San Marcos City Council directed staff on Tuesday night to move forward with four changes to the city’s downtown parking plans.
The changes will be brought to council in the form of ordinances, likely by May.
“The demand for downtown parking has just exploded, and we don’t really have any more parking spaces downtown,” Council Member Jane Hughson said.
The changes include:
- Implementing license-plate reading technology. The technology will help police better track how long cars have been parked in a space downtown.
- Enforcing a two-hour time limit on all parking spaces west of the Union Pacific Corp. railroad tracks that cross Guadalupe Street and LBJ Drive. Many spaces throughout downtown are already subject to a two-hour limit, but enforcement has been lax, officials said. The time limit will be enforced from 8 a.m.-5 p.m. Mon.-Fri.
- Implementing a downtown employee parking program. Council members discussed the possibility of utilizing a remote parking lot with shuttle service to take downtown employees to work. Council Member Lisa Prewitt said she has spoken with companies that provide shuttle services, and the cost of a program similar to what the city is considering could be about $110,000 per year. Kevin Burke, who is heading up the downtown parking project, said specific details of how the employee parking program would work will be brought back to council by May.
- Identify additional parking space downtown. Burke estimated the city could create an additional 40 new on-street parking spaces throughout downtown.
Travis Kelsey and Kyle Mylius, two downtown business owners, spoke in support of an employee parking program.
Kelsey, who owns the Tap Room, said downtown businesses could not “compete with parking,” citing restaurants and businesses that have opened on I-35 in the city in recent years.
“We have a crisis downtown,” Kelsey said. “Local businesses, downtown people, we run on small margins. Any hit is hard for us to stay up. We’re not Torchy’s Tacos. These are your mom and pops. These people live in your community, raise families and pay taxes here.”
Mylius said his three downtown businesses, including the Root Cellar Café, Root Cellar Bakery and Rhea’s Ice Cream, employ 50 people. Many of the parking spots downtown, which employees at downtown businesses need to use, are utilized by university students, he said.

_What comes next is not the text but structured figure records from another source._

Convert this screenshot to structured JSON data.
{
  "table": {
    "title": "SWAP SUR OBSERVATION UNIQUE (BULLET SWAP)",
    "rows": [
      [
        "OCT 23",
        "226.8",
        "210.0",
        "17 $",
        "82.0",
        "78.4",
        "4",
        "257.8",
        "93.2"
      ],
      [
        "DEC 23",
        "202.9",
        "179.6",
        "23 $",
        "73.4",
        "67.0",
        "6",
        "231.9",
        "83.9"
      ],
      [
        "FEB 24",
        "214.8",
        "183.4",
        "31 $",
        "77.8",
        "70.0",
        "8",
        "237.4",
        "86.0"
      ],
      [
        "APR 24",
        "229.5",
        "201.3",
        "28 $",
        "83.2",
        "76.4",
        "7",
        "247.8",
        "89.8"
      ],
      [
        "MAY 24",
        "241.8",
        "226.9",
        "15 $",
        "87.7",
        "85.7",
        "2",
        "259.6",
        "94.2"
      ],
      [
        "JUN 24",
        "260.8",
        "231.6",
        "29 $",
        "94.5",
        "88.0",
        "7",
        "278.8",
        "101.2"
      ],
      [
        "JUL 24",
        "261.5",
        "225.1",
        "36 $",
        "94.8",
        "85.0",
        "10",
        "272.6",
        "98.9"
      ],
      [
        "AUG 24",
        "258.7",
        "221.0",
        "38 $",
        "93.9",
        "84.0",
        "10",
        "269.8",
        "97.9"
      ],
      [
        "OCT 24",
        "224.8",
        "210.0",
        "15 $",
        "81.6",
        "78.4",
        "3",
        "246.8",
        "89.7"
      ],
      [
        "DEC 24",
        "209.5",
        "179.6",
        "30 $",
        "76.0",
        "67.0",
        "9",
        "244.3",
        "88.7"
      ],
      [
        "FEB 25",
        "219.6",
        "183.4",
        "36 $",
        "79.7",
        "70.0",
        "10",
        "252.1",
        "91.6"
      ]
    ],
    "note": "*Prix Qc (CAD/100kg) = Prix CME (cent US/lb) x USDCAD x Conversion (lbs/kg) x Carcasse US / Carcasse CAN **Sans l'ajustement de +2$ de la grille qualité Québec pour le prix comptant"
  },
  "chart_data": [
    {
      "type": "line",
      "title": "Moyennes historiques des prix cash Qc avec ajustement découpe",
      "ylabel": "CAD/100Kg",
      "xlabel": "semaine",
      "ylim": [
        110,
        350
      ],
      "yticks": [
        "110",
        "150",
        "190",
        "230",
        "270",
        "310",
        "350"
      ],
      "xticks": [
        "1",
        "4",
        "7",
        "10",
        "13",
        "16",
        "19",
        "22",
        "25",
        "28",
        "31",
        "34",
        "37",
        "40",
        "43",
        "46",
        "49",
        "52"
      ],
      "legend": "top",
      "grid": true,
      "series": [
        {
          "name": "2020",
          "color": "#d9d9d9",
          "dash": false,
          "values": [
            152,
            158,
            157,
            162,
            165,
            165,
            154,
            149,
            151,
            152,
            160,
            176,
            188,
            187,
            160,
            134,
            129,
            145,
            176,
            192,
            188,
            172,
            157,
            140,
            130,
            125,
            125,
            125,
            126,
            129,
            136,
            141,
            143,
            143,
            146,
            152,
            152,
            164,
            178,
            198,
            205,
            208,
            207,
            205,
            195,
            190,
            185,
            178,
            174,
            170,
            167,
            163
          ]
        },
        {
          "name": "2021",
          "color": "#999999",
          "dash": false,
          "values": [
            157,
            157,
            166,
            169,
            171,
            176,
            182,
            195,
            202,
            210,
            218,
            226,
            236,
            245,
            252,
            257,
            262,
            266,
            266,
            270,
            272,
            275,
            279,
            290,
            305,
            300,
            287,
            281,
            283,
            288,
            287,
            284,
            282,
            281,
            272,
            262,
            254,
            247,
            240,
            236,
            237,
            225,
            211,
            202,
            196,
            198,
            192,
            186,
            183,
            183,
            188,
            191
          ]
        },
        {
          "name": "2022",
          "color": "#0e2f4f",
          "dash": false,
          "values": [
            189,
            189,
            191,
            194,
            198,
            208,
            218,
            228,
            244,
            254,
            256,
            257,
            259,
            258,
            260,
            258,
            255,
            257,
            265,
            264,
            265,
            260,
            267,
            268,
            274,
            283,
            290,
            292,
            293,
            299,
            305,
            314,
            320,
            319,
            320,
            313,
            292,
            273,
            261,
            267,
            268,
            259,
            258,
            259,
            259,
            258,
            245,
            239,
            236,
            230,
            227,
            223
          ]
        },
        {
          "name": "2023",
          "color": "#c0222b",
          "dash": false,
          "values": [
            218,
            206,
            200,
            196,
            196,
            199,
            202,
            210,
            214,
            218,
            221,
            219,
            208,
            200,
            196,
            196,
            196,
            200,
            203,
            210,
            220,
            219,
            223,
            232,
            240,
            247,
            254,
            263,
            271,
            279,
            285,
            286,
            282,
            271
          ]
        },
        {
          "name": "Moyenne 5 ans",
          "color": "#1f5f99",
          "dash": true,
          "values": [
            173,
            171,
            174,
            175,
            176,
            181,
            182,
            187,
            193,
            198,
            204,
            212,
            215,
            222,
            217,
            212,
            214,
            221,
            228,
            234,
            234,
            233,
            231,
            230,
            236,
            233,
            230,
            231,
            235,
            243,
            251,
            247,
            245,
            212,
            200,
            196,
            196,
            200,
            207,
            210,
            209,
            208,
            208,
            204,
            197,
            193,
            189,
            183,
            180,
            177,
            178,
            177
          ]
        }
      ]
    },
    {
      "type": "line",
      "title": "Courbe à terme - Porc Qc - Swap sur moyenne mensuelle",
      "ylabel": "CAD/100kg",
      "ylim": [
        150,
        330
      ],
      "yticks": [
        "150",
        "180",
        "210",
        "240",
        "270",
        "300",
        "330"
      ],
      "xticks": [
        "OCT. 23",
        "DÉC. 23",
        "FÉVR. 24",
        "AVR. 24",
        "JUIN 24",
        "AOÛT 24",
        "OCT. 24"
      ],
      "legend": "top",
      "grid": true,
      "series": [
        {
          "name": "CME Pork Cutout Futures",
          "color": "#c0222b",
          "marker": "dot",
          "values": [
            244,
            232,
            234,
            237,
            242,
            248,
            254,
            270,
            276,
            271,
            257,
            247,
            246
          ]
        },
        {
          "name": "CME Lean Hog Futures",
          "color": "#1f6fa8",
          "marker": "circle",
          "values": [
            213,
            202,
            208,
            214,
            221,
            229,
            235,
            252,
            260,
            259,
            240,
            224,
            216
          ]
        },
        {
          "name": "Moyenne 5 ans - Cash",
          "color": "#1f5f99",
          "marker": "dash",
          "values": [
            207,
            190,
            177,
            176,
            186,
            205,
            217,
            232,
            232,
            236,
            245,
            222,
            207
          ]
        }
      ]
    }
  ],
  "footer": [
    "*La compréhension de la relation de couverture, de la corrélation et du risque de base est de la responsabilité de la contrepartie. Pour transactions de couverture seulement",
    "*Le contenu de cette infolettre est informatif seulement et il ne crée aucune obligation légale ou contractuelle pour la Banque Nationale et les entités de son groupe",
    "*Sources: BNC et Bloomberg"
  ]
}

Mylius said the license-plate reading technology, which will help increase enforcement of two-hour time limits, and the employee-parking program could provide a solution to the area’s parking issues.
“If we can provide a comprehensive employee solution in addition to the increase enforcement, I believe you will see an unbelievable amount of parking open up over night,” Mylius said. “But you cannot have one without the other, however. Without the employee solution the LPR enforcement will make many downtown businesses like my own literally unstaffable.”